Sustainable agrifood systems

“Reducing gender inequalities in livelihoods, access to resources, and resilience in agrifood systems is a critical pathway towards gender equality and women’s empowerment and towards more just and sustainable agrifood systems. These improvements are possible when an enabling environment exists and interventions are well designed to tackle the multidimensional and interrelated challenges facing women and men,” it read.

On the matter of land ownership, the report reveals that the percentage of men who have ownership or secure tenure rights over agricultural land is twice that of women in more than 40 per cent of the countries that have reported on women’s landownership (Sustainable Development Goal Indicator 5.a.1), and a larger percentage of men than women have such rights in 40 of 46 countries reporting.

However, the share of women among landowners increased in 10 of 18 countries over the last decade, with marked improvements in several countries in sub-Saharan Africa and southern Asia. “Even if we empower more women and the problem of land ownership is not solved, we are still going to see more women sink into poverty.

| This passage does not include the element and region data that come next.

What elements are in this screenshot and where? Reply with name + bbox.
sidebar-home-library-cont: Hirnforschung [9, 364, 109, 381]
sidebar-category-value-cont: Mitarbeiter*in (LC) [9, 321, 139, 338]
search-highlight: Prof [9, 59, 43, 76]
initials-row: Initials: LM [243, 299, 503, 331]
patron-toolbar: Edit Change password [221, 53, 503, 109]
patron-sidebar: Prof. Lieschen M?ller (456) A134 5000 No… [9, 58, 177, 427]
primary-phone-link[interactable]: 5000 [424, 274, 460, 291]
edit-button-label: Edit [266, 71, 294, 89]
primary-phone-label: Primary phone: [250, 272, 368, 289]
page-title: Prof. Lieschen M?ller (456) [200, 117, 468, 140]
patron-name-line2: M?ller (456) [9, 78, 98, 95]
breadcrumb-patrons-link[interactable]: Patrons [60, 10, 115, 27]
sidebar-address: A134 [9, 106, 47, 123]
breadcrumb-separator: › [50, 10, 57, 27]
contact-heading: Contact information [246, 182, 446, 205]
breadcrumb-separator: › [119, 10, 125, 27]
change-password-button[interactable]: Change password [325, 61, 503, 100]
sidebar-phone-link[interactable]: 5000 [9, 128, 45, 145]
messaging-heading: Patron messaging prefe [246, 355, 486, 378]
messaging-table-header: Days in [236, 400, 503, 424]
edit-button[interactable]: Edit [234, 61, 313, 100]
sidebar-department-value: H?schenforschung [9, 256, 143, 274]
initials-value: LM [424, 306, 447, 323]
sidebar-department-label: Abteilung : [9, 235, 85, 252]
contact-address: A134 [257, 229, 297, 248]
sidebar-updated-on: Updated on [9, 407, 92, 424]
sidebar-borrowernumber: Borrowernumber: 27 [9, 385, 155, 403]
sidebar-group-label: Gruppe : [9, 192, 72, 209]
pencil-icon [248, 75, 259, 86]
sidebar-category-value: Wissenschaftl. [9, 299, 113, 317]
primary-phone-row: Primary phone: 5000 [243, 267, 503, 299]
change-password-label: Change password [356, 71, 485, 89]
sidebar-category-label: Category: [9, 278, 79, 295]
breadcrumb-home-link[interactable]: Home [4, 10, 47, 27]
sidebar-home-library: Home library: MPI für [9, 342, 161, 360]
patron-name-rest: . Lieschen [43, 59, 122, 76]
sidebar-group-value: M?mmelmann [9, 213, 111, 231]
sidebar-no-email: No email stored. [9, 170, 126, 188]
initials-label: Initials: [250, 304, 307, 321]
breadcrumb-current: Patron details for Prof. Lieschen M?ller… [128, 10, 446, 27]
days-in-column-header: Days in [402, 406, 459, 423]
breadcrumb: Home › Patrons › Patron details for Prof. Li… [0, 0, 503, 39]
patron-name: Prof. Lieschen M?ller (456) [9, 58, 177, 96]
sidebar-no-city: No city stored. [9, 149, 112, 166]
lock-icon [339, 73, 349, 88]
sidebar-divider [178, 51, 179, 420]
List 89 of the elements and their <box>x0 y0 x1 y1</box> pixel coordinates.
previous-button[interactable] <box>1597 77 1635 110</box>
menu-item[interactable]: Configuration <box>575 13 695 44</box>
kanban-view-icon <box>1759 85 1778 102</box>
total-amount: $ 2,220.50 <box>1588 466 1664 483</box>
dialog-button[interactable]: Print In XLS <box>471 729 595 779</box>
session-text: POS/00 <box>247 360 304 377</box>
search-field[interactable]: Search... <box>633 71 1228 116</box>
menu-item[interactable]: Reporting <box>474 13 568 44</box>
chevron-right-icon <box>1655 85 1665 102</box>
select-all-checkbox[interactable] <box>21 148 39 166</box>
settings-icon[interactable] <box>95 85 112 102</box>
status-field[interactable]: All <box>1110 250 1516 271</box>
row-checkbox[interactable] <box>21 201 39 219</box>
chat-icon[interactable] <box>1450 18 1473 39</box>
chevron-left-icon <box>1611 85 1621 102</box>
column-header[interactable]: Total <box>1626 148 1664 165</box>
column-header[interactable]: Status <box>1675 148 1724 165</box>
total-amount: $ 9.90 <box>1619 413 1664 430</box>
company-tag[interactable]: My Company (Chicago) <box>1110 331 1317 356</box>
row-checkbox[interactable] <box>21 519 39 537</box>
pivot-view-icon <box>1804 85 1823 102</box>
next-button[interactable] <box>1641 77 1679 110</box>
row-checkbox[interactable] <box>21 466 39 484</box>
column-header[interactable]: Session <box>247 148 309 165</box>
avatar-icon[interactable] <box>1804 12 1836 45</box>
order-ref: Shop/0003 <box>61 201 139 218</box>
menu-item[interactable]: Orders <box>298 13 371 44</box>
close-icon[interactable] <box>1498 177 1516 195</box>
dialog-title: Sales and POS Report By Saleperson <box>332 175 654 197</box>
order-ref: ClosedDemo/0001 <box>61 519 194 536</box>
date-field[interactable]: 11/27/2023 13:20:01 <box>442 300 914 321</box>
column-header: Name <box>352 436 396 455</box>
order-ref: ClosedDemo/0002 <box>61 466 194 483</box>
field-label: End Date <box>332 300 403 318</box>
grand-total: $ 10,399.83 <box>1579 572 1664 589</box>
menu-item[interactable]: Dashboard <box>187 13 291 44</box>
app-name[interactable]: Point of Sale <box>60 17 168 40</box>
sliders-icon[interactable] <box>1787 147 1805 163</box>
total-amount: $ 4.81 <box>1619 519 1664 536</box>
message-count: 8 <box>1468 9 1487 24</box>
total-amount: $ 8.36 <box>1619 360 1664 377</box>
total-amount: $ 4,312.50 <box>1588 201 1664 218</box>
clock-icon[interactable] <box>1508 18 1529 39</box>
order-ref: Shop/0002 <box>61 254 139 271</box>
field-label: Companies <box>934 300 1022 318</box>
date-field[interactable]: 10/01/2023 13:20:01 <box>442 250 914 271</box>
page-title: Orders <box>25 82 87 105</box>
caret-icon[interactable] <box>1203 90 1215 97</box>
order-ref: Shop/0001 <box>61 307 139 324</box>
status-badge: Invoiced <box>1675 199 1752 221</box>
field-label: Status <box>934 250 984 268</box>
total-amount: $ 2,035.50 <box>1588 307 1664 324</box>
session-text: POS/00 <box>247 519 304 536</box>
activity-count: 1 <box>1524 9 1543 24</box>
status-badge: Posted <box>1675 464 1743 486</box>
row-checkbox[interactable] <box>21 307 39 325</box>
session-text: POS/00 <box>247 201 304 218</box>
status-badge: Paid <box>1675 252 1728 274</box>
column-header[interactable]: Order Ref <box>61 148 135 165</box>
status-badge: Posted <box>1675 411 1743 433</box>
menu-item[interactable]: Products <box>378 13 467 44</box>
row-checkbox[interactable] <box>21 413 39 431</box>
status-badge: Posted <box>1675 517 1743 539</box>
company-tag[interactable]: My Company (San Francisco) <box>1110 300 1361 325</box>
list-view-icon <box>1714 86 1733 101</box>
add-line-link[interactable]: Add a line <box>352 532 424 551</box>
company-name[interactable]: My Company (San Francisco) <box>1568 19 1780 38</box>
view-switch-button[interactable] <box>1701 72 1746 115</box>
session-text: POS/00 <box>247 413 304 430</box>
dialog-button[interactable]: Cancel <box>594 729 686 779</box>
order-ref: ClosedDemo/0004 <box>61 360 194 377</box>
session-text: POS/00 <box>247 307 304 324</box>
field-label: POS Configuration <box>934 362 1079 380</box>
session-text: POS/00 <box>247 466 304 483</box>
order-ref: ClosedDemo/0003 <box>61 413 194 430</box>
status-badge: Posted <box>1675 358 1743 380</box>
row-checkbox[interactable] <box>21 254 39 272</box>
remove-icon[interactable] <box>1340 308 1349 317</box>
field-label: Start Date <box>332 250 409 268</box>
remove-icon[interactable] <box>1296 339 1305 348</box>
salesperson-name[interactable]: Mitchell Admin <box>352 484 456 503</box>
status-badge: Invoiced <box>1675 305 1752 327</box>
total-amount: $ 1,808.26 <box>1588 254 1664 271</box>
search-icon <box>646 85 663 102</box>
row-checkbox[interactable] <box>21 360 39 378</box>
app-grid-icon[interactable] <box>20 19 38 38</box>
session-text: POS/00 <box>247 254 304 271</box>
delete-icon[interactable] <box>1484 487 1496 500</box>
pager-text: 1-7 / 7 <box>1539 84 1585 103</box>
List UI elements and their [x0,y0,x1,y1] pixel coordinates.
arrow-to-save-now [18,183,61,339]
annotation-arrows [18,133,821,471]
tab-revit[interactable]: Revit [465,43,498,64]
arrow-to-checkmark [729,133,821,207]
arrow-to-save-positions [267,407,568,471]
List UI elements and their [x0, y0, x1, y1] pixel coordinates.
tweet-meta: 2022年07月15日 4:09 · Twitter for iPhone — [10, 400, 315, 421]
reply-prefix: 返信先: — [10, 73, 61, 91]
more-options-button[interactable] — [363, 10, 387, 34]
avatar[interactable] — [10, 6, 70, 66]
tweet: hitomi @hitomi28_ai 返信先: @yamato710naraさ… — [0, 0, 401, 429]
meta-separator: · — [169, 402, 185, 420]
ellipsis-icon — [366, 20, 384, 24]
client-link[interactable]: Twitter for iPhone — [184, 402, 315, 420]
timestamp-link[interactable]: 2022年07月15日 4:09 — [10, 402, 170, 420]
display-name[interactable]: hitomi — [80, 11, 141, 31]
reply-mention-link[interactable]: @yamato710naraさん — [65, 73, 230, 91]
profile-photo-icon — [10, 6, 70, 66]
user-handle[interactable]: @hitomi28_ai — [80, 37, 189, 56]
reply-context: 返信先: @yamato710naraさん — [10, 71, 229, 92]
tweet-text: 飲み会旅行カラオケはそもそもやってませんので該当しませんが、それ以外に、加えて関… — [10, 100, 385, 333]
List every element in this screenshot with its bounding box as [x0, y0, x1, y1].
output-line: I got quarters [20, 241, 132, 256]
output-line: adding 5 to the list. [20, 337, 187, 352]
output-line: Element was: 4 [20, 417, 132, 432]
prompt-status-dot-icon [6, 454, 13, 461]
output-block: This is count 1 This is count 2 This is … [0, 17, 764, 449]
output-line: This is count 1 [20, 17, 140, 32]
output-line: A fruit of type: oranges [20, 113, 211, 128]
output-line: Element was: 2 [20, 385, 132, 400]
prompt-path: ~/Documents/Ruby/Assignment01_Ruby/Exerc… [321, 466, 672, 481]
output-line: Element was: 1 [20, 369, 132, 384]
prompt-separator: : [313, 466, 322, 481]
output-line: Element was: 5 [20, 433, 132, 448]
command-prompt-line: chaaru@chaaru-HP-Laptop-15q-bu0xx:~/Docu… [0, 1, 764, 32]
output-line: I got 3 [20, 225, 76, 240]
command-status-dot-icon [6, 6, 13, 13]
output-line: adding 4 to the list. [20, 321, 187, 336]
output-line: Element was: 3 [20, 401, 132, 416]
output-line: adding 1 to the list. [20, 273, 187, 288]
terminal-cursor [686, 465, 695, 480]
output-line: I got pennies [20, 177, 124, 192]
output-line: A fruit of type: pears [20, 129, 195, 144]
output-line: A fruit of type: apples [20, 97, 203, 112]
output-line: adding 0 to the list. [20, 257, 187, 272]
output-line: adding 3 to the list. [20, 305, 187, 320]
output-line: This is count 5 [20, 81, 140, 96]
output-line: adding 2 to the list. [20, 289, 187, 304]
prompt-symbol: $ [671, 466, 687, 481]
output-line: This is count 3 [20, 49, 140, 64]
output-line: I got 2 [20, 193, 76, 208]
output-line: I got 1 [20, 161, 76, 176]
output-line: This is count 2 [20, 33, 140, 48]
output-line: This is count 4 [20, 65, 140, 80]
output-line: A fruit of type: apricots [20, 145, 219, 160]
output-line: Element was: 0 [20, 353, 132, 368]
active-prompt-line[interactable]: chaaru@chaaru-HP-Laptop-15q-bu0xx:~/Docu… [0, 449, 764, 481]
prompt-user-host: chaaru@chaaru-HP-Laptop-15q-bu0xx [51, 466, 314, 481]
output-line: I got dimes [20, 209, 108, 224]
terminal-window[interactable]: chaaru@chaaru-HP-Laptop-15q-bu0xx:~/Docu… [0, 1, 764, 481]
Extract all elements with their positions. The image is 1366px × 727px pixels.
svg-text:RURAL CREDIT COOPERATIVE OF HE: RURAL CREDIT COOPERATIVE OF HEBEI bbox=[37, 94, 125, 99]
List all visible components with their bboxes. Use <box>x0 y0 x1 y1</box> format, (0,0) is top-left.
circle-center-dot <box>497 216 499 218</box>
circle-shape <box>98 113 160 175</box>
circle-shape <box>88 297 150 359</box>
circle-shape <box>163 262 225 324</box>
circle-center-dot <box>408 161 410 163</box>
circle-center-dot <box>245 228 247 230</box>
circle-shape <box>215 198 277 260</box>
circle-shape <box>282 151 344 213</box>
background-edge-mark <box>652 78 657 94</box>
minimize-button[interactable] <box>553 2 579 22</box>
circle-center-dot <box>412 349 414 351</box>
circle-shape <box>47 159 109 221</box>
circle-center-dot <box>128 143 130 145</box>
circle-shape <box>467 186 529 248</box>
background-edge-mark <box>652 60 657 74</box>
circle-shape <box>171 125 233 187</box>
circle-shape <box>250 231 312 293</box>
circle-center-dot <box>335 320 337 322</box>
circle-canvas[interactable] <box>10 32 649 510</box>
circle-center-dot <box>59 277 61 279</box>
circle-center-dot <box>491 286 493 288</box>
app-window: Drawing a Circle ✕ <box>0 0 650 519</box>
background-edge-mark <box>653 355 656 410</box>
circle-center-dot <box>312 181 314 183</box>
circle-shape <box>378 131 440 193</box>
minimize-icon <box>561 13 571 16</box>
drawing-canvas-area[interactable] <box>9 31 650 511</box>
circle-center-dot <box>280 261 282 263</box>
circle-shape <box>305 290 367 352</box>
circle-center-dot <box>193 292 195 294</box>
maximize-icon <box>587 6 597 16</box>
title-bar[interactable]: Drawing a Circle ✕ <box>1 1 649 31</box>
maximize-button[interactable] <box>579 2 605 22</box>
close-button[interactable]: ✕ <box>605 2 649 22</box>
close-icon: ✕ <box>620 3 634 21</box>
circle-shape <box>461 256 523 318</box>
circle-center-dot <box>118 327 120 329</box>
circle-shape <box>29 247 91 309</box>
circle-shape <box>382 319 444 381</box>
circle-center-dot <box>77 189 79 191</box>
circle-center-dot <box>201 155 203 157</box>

In many countries there still is much to do to ensure that women own land in equal proportion to men and that legal frameworks protect their rights,” adds Buluma.

The report says that land ownership gaps can only be narrowed through a combination of implementing reforms on land registration, increasing land-rights awareness and access to community-based legal aid, and fostering women’s participation in local land institutions. Additionally, services (such as extensions) and resources (such as technology) must be designed with women’s needs in mind.